Wells Fargo’s Alleged Fake Job Interviews Add to Its Woes
Former Wells Fargo employees have alleged the bank conducted fake interviews for posts that were already filled.
Wells Fargo is facing another controversy, with former Wells Fargo employees alleging the bank conducted fake interviews for posts that were already filled.
Joe Bruno, a former executive in Wells Fargo’s wealth management division in Jacksonville, told The New York Times that he was fired from the bank after he told his seniors that “fake interviews” were “inappropriate, morally wrong, ethically wrong.” The newspaper reports that seven current and former Wells Fargo employees were asked by their superiors to interview candidates with “diverse” backgrounds despite knowing they didn't stand a chance of winning the position they were applying for.
Wells Fargo has been accused of racial discrimination in the past
This isn't the first time Wells Fargo has been accused of racial discrimination. In 2017, Wells Fargo Advisors, its brokerage arm, agreed to pay $35.5 million to settle a lawsuit launched by a group of African-American financial advisers who alleged racial discrimination.
Also, in Aug. 2020, the bank agreed to pay $7.8 million to settle allegations of hiring discrimination. At that point, Office of Federal Contract Compliance Programs regional director Melissa Speer, said, “Together, the Department and Wells Fargo will ensure the bank will proactively take steps to comply with federal hiring and equal employment opportunity laws.”
Wells Fargo CEO Charlie Scharf on the scarcity of Black talent
In an internal memo and Zoom meeting in 2020, Wells Fargo CEO Charlie Scharf said there was a shortage of Black talent. Whereas Scharf later apologized for the comments, he lamented that the financial services industry hasn't done much to improve diversity, particularly at the senior leadership levels. He emphasized that “there is no question Wells Fargo has to make meaningful progress to increase diverse representation.”
He outlined the various measures the bank is taking, such as hiring diverse candidates, offering anti-racism training courses, and linking executive compensation to diversity.
Wells Fargo was accused of discriminating against Black borrowers
Allegations of racial discrimination against Wells Fargo aren't limited to its workplace—it's also facing a lawsuit for discriminating against Black mortgage borrowers. In addition to accepting fewer applications from Black borrowers, the bank's average interest rates were higher for them than for white applicants. In 2012, Wells Fargo settled a lawsuit alleging racial discrimination in its lending practices, paying more than $175 million to the Justice Department.

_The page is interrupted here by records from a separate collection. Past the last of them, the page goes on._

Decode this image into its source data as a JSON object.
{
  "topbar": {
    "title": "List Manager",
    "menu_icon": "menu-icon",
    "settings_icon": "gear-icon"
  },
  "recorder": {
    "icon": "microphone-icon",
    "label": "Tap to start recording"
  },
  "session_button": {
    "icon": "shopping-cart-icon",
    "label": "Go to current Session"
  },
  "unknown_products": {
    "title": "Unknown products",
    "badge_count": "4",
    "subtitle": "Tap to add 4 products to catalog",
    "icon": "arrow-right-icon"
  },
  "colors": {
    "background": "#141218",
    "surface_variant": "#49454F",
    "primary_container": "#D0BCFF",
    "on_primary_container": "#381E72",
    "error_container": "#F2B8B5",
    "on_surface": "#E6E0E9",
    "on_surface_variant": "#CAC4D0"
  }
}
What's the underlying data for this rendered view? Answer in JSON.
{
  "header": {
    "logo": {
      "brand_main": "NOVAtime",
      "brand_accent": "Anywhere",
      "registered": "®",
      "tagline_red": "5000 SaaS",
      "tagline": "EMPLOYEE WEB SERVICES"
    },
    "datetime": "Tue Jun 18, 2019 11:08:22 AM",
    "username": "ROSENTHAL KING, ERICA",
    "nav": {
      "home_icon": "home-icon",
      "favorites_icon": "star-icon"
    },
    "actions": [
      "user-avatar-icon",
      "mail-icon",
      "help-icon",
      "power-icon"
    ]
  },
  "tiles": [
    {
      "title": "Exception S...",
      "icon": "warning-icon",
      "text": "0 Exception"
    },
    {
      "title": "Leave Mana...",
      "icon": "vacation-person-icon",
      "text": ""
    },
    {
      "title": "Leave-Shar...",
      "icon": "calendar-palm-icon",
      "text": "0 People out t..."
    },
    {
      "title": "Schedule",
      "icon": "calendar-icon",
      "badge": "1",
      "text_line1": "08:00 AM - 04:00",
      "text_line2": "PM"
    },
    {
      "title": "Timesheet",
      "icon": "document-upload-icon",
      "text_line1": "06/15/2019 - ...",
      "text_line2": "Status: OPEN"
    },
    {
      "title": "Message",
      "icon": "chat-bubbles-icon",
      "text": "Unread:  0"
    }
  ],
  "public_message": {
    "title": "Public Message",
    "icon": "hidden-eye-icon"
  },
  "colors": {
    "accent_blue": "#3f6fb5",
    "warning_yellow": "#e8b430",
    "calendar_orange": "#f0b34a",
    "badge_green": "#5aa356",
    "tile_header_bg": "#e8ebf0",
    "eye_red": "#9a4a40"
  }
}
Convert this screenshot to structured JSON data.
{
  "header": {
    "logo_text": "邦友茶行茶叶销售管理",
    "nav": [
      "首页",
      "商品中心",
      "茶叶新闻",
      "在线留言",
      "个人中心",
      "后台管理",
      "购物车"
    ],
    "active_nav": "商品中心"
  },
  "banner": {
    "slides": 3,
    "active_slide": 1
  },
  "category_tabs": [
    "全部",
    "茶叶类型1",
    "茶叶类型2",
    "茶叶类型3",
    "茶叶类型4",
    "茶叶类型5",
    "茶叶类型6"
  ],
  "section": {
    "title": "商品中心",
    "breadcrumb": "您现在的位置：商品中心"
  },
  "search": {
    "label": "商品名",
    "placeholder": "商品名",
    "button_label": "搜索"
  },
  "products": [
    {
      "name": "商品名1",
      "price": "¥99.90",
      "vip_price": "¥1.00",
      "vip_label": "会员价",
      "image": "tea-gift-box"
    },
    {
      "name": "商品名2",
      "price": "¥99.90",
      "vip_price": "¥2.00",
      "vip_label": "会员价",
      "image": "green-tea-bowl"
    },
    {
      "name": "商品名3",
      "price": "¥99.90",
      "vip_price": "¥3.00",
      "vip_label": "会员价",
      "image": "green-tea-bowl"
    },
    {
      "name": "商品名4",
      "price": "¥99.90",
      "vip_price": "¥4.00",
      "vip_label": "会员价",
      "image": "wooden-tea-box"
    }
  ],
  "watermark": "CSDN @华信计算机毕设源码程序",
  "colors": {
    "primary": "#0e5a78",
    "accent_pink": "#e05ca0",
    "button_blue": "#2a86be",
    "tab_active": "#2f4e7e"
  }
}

Wells Fargo's stock forecast
Even with recession fears taking a toll on Wells Fargo stock, it has outperformed many U.S. stocks over the last two years. And although the bank's layoffs in its mortgage division have taken a toll on the business, many analysts believe that it's positioned to benefit from rising interest rates boosting its net interest margins.
Warren Buffett has finally exited Wells Fargo stock
Berkshire Hathaway, once Wells Fargo's largest stockholder (with a near-10 -percent stake), has fully exited its position. Warren Buffett sold the stock gradually and exited the bank in the first quarter of 2022. The conglomerate has exited JPMorgan Chase and Goldman Sachs as well.
However, it has added more Bank of America stock to its already large position, and in the first quarter of 2022, Berkshire Hathaway took a new position in Citigroup, whose stock has lagged behind peers for the last several years.